Over the lengthy Giving of Thanks weekend temperatures right here dropped into the 20s on the American Freedom Levels™ scale, which is like minus 3,000 in Communist. Whereas I do know this isn’t significantly chilly to the Minnesota Humblebraggarts…
[“Even this isn’t really that cold, which is why I’m not wearing pants.”]
…it’s fairly chilly for New York in early December, and so it was time for me to transition into Winter Mode:
Today for a lot of riders “Winter Mode” means principally this:
[This is exactly what I look like when I’m blogging.]
Nevertheless, I insist on doing issues the old style approach and using exterior. For a few years, “Winter Mode” for me meant sporting lengthy tights and booties on a skinny-tired highway bike, or else driving to a path someplace and doing quick laps on a mountain bike, additionally whereas sporting tights. Now it normally means sporting mountaineering boots and sweaters and stuff and setting out on the Jones. Thusly outfitted, I made for one in every of my favourite Semi-Secret Trails:
By the best way, I used to be testing the Jones website and occurred to note they’re having fairly a sale:
[No, they did not ask me to mention this sale.]

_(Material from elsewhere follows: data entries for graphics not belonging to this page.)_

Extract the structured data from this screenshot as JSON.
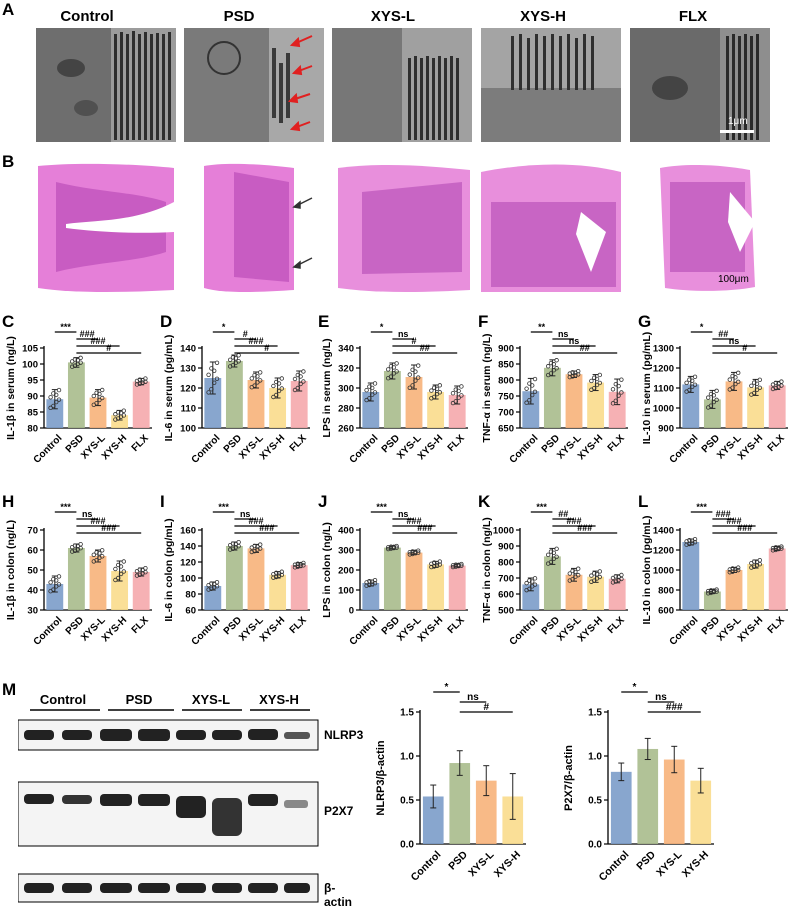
{
  "panels": {
    "A": "A",
    "B": "B",
    "C": "C",
    "D": "D",
    "E": "E",
    "F": "F",
    "G": "G",
    "H": "H",
    "I": "I",
    "J": "J",
    "K": "K",
    "L": "L",
    "M": "M"
  },
  "groups": [
    "Control",
    "PSD",
    "XYS-L",
    "XYS-H",
    "FLX"
  ],
  "scale_bars": {
    "em": "1μm",
    "he": "100μm"
  },
  "colors": {
    "Control": "#7b9cc9",
    "PSD": "#a8bb8c",
    "XYS-L": "#f7b27a",
    "XYS-H": "#f9dc8c",
    "FLX": "#f5a9ac"
  },
  "western_blot": {
    "groups": [
      "Control",
      "PSD",
      "XYS-L",
      "XYS-H"
    ],
    "bands": [
      "NLRP3",
      "P2X7",
      "β-actin"
    ]
  },
  "chart_data": [
    {
      "id": "C",
      "type": "bar",
      "ylabel": "IL-1β in serum (ng/L)",
      "ylim": [
        80,
        105
      ],
      "ticks": [
        80,
        85,
        90,
        95,
        100,
        105
      ],
      "categories": [
        "Control",
        "PSD",
        "XYS-L",
        "XYS-H",
        "FLX"
      ],
      "values": [
        89,
        100.5,
        89.5,
        84,
        94.5
      ],
      "errors": [
        3,
        1.5,
        2.5,
        1.5,
        1
      ],
      "annotations": [
        {
          "g1": 0,
          "g2": 1,
          "text": "***",
          "level": 0
        },
        {
          "g1": 1,
          "g2": 2,
          "text": "###",
          "level": 1
        },
        {
          "g1": 1,
          "g2": 3,
          "text": "###",
          "level": 2
        },
        {
          "g1": 1,
          "g2": 4,
          "text": "#",
          "level": 3
        }
      ]
    },
    {
      "id": "D",
      "type": "bar",
      "ylabel": "IL-6 in serum (pg/mL)",
      "ylim": [
        100,
        140
      ],
      "ticks": [
        100,
        110,
        120,
        130,
        140
      ],
      "categories": [
        "Control",
        "PSD",
        "XYS-L",
        "XYS-H",
        "FLX"
      ],
      "values": [
        125,
        133.5,
        124,
        120,
        123.5
      ],
      "errors": [
        8,
        3,
        4,
        5,
        5
      ],
      "annotations": [
        {
          "g1": 0,
          "g2": 1,
          "text": "*",
          "level": 0
        },
        {
          "g1": 1,
          "g2": 2,
          "text": "#",
          "level": 1
        },
        {
          "g1": 1,
          "g2": 3,
          "text": "###",
          "level": 2
        },
        {
          "g1": 1,
          "g2": 4,
          "text": "#",
          "level": 3
        }
      ]
    },
    {
      "id": "E",
      "type": "bar",
      "ylabel": "LPS in serum (ng/L)",
      "ylim": [
        260,
        340
      ],
      "ticks": [
        260,
        280,
        300,
        320,
        340
      ],
      "categories": [
        "Control",
        "PSD",
        "XYS-L",
        "XYS-H",
        "FLX"
      ],
      "values": [
        296,
        317,
        311,
        296,
        293
      ],
      "errors": [
        9,
        8,
        12,
        7,
        9
      ],
      "annotations": [
        {
          "g1": 0,
          "g2": 1,
          "text": "*",
          "level": 0
        },
        {
          "g1": 1,
          "g2": 2,
          "text": "ns",
          "level": 1
        },
        {
          "g1": 1,
          "g2": 3,
          "text": "#",
          "level": 2
        },
        {
          "g1": 1,
          "g2": 4,
          "text": "##",
          "level": 3
        }
      ]
    },
    {
      "id": "F",
      "type": "bar",
      "ylabel": "TNF-α in serum (ng/L)",
      "ylim": [
        650,
        900
      ],
      "ticks": [
        650,
        700,
        750,
        800,
        850,
        900
      ],
      "categories": [
        "Control",
        "PSD",
        "XYS-L",
        "XYS-H",
        "FLX"
      ],
      "values": [
        765,
        838,
        818,
        792,
        763
      ],
      "errors": [
        40,
        25,
        10,
        25,
        40
      ],
      "annotations": [
        {
          "g1": 0,
          "g2": 1,
          "text": "**",
          "level": 0
        },
        {
          "g1": 1,
          "g2": 2,
          "text": "ns",
          "level": 1
        },
        {
          "g1": 1,
          "g2": 3,
          "text": "ns",
          "level": 2
        },
        {
          "g1": 1,
          "g2": 4,
          "text": "##",
          "level": 3
        }
      ]
    },
    {
      "id": "G",
      "type": "bar",
      "ylabel": "IL-10 in serum (pg/mL)",
      "ylim": [
        900,
        1300
      ],
      "ticks": [
        900,
        1000,
        1100,
        1200,
        1300
      ],
      "categories": [
        "Control",
        "PSD",
        "XYS-L",
        "XYS-H",
        "FLX"
      ],
      "values": [
        1118,
        1043,
        1133,
        1103,
        1113
      ],
      "errors": [
        40,
        45,
        45,
        40,
        20
      ],
      "annotations": [
        {
          "g1": 0,
          "g2": 1,
          "text": "*",
          "level": 0
        },
        {
          "g1": 1,
          "g2": 2,
          "text": "##",
          "level": 1
        },
        {
          "g1": 1,
          "g2": 3,
          "text": "ns",
          "level": 2
        },
        {
          "g1": 1,
          "g2": 4,
          "text": "#",
          "level": 3
        }
      ]
    },
    {
      "id": "H",
      "type": "bar",
      "ylabel": "IL-1β in colon (ng/L)",
      "ylim": [
        30,
        70
      ],
      "ticks": [
        30,
        40,
        50,
        60,
        70
      ],
      "categories": [
        "Control",
        "PSD",
        "XYS-L",
        "XYS-H",
        "FLX"
      ],
      "values": [
        43,
        61,
        57,
        49.5,
        49
      ],
      "errors": [
        4,
        2,
        3,
        5,
        2
      ],
      "annotations": [
        {
          "g1": 0,
          "g2": 1,
          "text": "***",
          "level": 0
        },
        {
          "g1": 1,
          "g2": 2,
          "text": "ns",
          "level": 1
        },
        {
          "g1": 1,
          "g2": 3,
          "text": "###",
          "level": 2
        },
        {
          "g1": 1,
          "g2": 4,
          "text": "###",
          "level": 3
        }
      ]
    },
    {
      "id": "I",
      "type": "bar",
      "ylabel": "IL-6 in colon (pg/mL)",
      "ylim": [
        60,
        160
      ],
      "ticks": [
        60,
        80,
        100,
        120,
        140,
        160
      ],
      "categories": [
        "Control",
        "PSD",
        "XYS-L",
        "XYS-H",
        "FLX"
      ],
      "values": [
        90,
        140,
        137,
        104,
        116
      ],
      "errors": [
        5,
        5,
        5,
        4,
        3
      ],
      "annotations": [
        {
          "g1": 0,
          "g2": 1,
          "text": "***",
          "level": 0
        },
        {
          "g1": 1,
          "g2": 2,
          "text": "ns",
          "level": 1
        },
        {
          "g1": 1,
          "g2": 3,
          "text": "###",
          "level": 2
        },
        {
          "g1": 1,
          "g2": 4,
          "text": "###",
          "level": 3
        }
      ]
    },
    {
      "id": "J",
      "type": "bar",
      "ylabel": "LPS in colon (ng/L)",
      "ylim": [
        0,
        400
      ],
      "ticks": [
        0,
        100,
        200,
        300,
        400
      ],
      "categories": [
        "Control",
        "PSD",
        "XYS-L",
        "XYS-H",
        "FLX"
      ],
      "values": [
        135,
        312,
        287,
        228,
        222
      ],
      "errors": [
        15,
        8,
        10,
        15,
        8
      ],
      "annotations": [
        {
          "g1": 0,
          "g2": 1,
          "text": "***",
          "level": 0
        },
        {
          "g1": 1,
          "g2": 2,
          "text": "ns",
          "level": 1
        },
        {
          "g1": 1,
          "g2": 3,
          "text": "###",
          "level": 2
        },
        {
          "g1": 1,
          "g2": 4,
          "text": "###",
          "level": 3
        }
      ]
    },
    {
      "id": "K",
      "type": "bar",
      "ylabel": "TNF-α in colon (ng/L)",
      "ylim": [
        500,
        1000
      ],
      "ticks": [
        500,
        600,
        700,
        800,
        900,
        1000
      ],
      "categories": [
        "Control",
        "PSD",
        "XYS-L",
        "XYS-H",
        "FLX"
      ],
      "values": [
        660,
        835,
        720,
        708,
        695
      ],
      "errors": [
        40,
        50,
        40,
        35,
        25
      ],
      "annotations": [
        {
          "g1": 0,
          "g2": 1,
          "text": "***",
          "level": 0
        },
        {
          "g1": 1,
          "g2": 2,
          "text": "##",
          "level": 1
        },
        {
          "g1": 1,
          "g2": 3,
          "text": "###",
          "level": 2
        },
        {
          "g1": 1,
          "g2": 4,
          "text": "###",
          "level": 3
        }
      ]
    },
    {
      "id": "L",
      "type": "bar",
      "ylabel": "IL-10 in colon (pg/mL)",
      "ylim": [
        600,
        1400
      ],
      "ticks": [
        600,
        800,
        1000,
        1200,
        1400
      ],
      "categories": [
        "Control",
        "PSD",
        "XYS-L",
        "XYS-H",
        "FLX"
      ],
      "values": [
        1280,
        785,
        1000,
        1060,
        1215
      ],
      "errors": [
        30,
        20,
        25,
        40,
        20
      ],
      "annotations": [
        {
          "g1": 0,
          "g2": 1,
          "text": "***",
          "level": 0
        },
        {
          "g1": 1,
          "g2": 2,
          "text": "###",
          "level": 1
        },
        {
          "g1": 1,
          "g2": 3,
          "text": "###",
          "level": 2
        },
        {
          "g1": 1,
          "g2": 4,
          "text": "###",
          "level": 3
        }
      ]
    },
    {
      "id": "M1",
      "type": "bar",
      "ylabel": "NLRP3/β-actin",
      "ylim": [
        0,
        1.5
      ],
      "ticks": [
        0.0,
        0.5,
        1.0,
        1.5
      ],
      "categories": [
        "Control",
        "PSD",
        "XYS-L",
        "XYS-H"
      ],
      "values": [
        0.54,
        0.92,
        0.72,
        0.54
      ],
      "errors": [
        0.13,
        0.14,
        0.17,
        0.26
      ],
      "annotations": [
        {
          "g1": 0,
          "g2": 1,
          "text": "*",
          "level": 0
        },
        {
          "g1": 1,
          "g2": 2,
          "text": "ns",
          "level": 1
        },
        {
          "g1": 1,
          "g2": 3,
          "text": "#",
          "level": 2
        }
      ]
    },
    {
      "id": "M2",
      "type": "bar",
      "ylabel": "P2X7/β-actin",
      "ylim": [
        0,
        1.5
      ],
      "ticks": [
        0.0,
        0.5,
        1.0,
        1.5
      ],
      "categories": [
        "Control",
        "PSD",
        "XYS-L",
        "XYS-H"
      ],
      "values": [
        0.82,
        1.08,
        0.96,
        0.72
      ],
      "errors": [
        0.1,
        0.12,
        0.15,
        0.14
      ],
      "annotations": [
        {
          "g1": 0,
          "g2": 1,
          "text": "*",
          "level": 0
        },
        {
          "g1": 1,
          "g2": 2,
          "text": "ns",
          "level": 1
        },
        {
          "g1": 1,
          "g2": 3,
          "text": "###",
          "level": 2
        }
      ]
    }
  ]
}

At which level I needed to wrestle myself to the bottom to cease myself from ordering one in every of these:
As soon as I pinned myself I additionally reminded myself that my present Jones leaves me wanting for completely nothing, and that I’m nonetheless on the unique tires for chrissakes:
This isn’t for lack of using it, both. I imply sure, I unfold my using throughout fairly just a few velocipedes, however the Jones has seen loads of use, and I’m wondering if it’s simply actually, actually arduous to wear down a three-inch tire. In actual fact all I’ve needed to do previously 5 years has been to switch the chain and the brake pads, so $500 off a whole bike looks as if a reasonably whole lot for an totally uncomplicated all-terrain bicycle that may take you to the very ends of the earth (or in my case the Semi-Secret Trails of Suburbia):
Or simply get the newest articulating downcountry-upcountry-sidecountry-enduro-thingy, no matter works for you:
In the meantime, I’m now formally the biking world’s foremost authority on the Trek Y-Foil:
So I used to be amused to see this “spy shot” of Colnago’s upcoming aero bike:
Aside from the truth that it appears to be like prefer it’s melting, what I discover noteworthy about this bike is that the Y-Foil was deemed unlawful as a result of it didn’t have a seat tube, but apparently Colnago can produce a motorcycle with a completely non-functional “seat tube” that’s nowhere close to the seatpost and clearly exists solely to fulfill the UCI requirement that bikes have diamond-ish-shaped frames. By this logic all that must be essential to make a Y-Foil UCI authorized could be to wedge the cardboard cylinder from a roll of paper in between the seatpost and the brake and safe it with a little bit electrical tape.
A carrot can even do in a pinch:
Not solely is it laterally stiff but vertically compliant, however the colour is ideal.
In the meantime, in different seat tube-free information, there’s this factor:
Apparently the builder made it in his lounge:
He ought to have referred to as it the Rhombus-Foil.